Praktische Schulprojekte sind eine hervorragende Möglichkeit, Kindern naturwissenschaftliche und technische Grundlagen auf anschauliche Weise zu vermitteln. Statt theoretisches Wissen ausschließlich aus Büchern zu erwerben, können Schülerinnen und Schüler selbst experimentieren, planen und bauen. Dabei entwickeln sie nicht nur fachliche Kompetenzen, sondern auch Kreativität, Teamgeist und Ausdauer.
Ein besonders spannendes Projekt besteht darin, ein kleines Haus aus Strohhalmen zu bauen, das möglichst widerstandsfähig gegen Wind ist. Auf den ersten Blick erscheint diese Aufgabe einfach, doch schon nach kurzer Zeit erkennen die Kinder, dass viele Faktoren über den Erfolg entscheiden.

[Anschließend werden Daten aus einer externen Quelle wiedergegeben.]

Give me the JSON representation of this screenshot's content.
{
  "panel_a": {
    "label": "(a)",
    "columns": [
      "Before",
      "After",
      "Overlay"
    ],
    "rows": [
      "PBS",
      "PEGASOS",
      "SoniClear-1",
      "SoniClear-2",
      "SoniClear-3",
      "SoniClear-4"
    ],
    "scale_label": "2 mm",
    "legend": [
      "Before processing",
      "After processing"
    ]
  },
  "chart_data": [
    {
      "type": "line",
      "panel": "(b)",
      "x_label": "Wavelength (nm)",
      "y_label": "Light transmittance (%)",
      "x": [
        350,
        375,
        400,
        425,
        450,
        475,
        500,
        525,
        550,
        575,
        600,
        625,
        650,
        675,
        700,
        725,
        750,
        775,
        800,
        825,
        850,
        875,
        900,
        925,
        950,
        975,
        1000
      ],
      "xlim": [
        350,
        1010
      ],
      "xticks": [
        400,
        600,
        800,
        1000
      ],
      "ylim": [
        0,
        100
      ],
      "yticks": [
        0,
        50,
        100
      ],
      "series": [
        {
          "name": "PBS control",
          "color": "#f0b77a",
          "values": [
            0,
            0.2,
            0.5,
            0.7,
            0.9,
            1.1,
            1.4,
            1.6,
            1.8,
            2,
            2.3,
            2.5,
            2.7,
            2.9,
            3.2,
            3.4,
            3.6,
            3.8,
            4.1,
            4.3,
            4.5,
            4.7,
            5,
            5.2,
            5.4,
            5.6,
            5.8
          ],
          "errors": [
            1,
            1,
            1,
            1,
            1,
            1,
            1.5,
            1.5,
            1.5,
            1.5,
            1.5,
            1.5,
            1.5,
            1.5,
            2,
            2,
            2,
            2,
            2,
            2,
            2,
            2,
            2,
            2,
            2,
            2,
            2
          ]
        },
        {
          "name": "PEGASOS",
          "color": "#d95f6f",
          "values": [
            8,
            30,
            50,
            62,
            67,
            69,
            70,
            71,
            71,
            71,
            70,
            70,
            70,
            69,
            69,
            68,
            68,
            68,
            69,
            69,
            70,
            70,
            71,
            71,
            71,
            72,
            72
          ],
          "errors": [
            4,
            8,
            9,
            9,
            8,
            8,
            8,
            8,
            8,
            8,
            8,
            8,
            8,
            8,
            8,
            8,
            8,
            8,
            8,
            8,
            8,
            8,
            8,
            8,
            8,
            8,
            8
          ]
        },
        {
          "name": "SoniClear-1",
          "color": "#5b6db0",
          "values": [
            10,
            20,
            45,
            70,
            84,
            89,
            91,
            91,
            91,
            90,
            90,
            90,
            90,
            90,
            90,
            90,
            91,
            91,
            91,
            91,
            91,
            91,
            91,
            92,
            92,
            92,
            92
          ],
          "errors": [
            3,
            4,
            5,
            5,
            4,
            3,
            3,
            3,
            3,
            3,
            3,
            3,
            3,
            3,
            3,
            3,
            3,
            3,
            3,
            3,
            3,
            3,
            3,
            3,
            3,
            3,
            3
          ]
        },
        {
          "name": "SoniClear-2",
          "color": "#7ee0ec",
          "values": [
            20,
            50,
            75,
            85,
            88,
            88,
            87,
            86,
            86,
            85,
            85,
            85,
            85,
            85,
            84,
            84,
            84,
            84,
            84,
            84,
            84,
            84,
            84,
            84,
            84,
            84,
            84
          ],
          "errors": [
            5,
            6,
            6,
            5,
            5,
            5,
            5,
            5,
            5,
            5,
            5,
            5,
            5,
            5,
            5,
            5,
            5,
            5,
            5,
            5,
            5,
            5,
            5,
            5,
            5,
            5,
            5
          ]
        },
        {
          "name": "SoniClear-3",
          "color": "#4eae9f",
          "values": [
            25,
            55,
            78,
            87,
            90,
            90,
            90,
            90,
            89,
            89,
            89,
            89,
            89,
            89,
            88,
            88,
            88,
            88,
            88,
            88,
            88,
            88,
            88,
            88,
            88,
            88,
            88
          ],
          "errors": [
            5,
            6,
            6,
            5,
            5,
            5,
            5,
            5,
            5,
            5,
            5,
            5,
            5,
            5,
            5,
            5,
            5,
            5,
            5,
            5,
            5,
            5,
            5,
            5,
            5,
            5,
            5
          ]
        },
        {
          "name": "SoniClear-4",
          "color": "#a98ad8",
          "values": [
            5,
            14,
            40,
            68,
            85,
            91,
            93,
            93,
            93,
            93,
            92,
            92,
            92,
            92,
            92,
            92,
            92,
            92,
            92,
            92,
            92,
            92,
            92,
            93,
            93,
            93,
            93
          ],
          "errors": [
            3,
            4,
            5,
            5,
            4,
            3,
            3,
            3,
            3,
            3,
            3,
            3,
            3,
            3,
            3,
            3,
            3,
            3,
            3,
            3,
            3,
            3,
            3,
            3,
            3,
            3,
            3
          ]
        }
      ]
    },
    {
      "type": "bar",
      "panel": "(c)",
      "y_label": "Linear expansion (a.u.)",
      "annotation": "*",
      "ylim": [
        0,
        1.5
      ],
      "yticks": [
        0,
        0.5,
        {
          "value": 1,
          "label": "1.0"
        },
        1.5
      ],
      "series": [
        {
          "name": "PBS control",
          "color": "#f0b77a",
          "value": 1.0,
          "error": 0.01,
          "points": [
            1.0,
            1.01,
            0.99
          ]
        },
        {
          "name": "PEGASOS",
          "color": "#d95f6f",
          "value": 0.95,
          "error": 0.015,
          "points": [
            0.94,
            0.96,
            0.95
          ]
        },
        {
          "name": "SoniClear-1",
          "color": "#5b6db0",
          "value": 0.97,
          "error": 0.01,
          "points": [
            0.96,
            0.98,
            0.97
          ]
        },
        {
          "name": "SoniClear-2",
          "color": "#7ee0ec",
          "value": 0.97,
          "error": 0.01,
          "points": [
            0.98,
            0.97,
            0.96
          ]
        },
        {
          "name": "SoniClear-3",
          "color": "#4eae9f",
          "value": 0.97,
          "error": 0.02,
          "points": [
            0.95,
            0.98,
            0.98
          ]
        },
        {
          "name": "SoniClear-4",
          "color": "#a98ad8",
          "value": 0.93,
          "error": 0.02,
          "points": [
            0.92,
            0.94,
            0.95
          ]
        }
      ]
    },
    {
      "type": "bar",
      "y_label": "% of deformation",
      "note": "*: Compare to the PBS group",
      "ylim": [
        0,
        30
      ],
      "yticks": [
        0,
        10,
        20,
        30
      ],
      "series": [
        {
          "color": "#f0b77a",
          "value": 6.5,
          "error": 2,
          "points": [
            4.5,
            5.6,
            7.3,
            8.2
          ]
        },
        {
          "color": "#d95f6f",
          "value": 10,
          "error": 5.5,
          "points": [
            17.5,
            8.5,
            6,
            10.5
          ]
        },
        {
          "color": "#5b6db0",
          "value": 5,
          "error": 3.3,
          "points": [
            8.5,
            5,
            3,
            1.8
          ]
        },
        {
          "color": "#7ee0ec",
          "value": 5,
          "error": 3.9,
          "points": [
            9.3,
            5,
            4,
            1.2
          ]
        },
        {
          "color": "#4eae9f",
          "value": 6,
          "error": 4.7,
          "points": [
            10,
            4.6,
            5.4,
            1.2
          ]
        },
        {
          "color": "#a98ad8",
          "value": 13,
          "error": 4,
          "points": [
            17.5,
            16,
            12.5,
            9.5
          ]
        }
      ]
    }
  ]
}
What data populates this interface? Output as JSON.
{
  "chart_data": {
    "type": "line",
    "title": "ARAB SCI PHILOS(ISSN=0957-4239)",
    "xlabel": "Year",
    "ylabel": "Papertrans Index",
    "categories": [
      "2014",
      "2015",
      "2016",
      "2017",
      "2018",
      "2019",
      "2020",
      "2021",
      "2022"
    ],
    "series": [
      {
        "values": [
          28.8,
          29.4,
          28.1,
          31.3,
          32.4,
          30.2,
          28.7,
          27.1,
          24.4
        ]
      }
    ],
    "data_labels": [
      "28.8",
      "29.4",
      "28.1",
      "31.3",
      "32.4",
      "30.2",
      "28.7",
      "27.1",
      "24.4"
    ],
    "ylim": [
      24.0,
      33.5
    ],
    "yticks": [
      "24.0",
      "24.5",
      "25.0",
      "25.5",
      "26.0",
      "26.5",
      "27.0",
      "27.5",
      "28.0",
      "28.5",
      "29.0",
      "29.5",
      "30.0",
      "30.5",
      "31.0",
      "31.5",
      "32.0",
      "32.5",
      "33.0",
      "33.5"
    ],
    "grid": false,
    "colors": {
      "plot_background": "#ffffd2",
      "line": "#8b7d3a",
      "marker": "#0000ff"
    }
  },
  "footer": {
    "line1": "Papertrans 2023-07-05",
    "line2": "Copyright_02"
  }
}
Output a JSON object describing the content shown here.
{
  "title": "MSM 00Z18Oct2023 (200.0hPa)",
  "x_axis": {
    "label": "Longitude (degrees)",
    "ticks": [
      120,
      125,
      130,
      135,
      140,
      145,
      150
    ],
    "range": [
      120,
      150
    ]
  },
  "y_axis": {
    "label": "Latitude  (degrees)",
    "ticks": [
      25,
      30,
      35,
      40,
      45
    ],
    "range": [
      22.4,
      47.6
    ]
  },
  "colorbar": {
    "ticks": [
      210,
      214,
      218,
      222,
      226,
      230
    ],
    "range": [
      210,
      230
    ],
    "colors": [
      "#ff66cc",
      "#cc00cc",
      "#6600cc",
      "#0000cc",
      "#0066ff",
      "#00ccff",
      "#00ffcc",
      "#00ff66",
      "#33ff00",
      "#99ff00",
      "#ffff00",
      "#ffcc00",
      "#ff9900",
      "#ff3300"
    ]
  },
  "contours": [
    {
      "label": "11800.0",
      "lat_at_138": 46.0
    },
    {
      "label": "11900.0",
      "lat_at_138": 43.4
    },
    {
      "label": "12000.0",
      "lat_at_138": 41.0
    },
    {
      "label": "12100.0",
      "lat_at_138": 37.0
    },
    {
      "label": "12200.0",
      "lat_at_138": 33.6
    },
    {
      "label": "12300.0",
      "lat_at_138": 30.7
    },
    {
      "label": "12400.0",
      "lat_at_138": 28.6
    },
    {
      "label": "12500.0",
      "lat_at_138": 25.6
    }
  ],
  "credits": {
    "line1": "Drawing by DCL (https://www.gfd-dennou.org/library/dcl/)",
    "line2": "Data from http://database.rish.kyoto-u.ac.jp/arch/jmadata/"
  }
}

Die Stabilität der Wände, die Form des Daches, die Verbindung der einzelnen Bauteile und die Größe der Grundfläche beeinflussen, wie gut das Haus starken Luftströmungen standhält.
Mit einfachen Materialien wie Trinkhalmen, Papier, Klebeband und Karton entsteht ein Modellhaus, das anschließend mit einem Ventilator oder einem Föhn getestet wird. Ziel des Projekts ist es nicht nur, ein stabiles Haus zu bauen, sondern auch zu verstehen, warum manche Konstruktionen deutlich widerstandsfähiger sind als andere.
Warum eignet sich dieses Projekt für den Unterricht?
Das Projekt verbindet verschiedene Unterrichtsfächer miteinander. Naturwissenschaftliche Inhalte werden ebenso vermittelt wie mathematische Überlegungen, technisches Denken und kreatives Gestalten.
Die Kinder lernen,
- sorgfältig zu planen,
- Materialien sinnvoll einzusetzen,
- im Team zusammenzuarbeiten,
- eigene Ideen zu entwickeln,
- Konstruktionen zu testen,
- Fehler zu analysieren und Lösungen zu finden.
Durch die praktische Arbeit bleibt das Gelernte besonders gut im Gedächtnis.
Ziel des Projekts
Das Hauptziel besteht darin, ein kleines Modellhaus aus Strohhalmen zu bauen, das einem künstlich erzeugten Wind möglichst lange standhält.
Dabei sollen die Schülerinnen und Schüler erkennen, welche Bauformen besonders stabil sind und wie sich verschiedene Verstärkungen auf die Stabilität auswirken.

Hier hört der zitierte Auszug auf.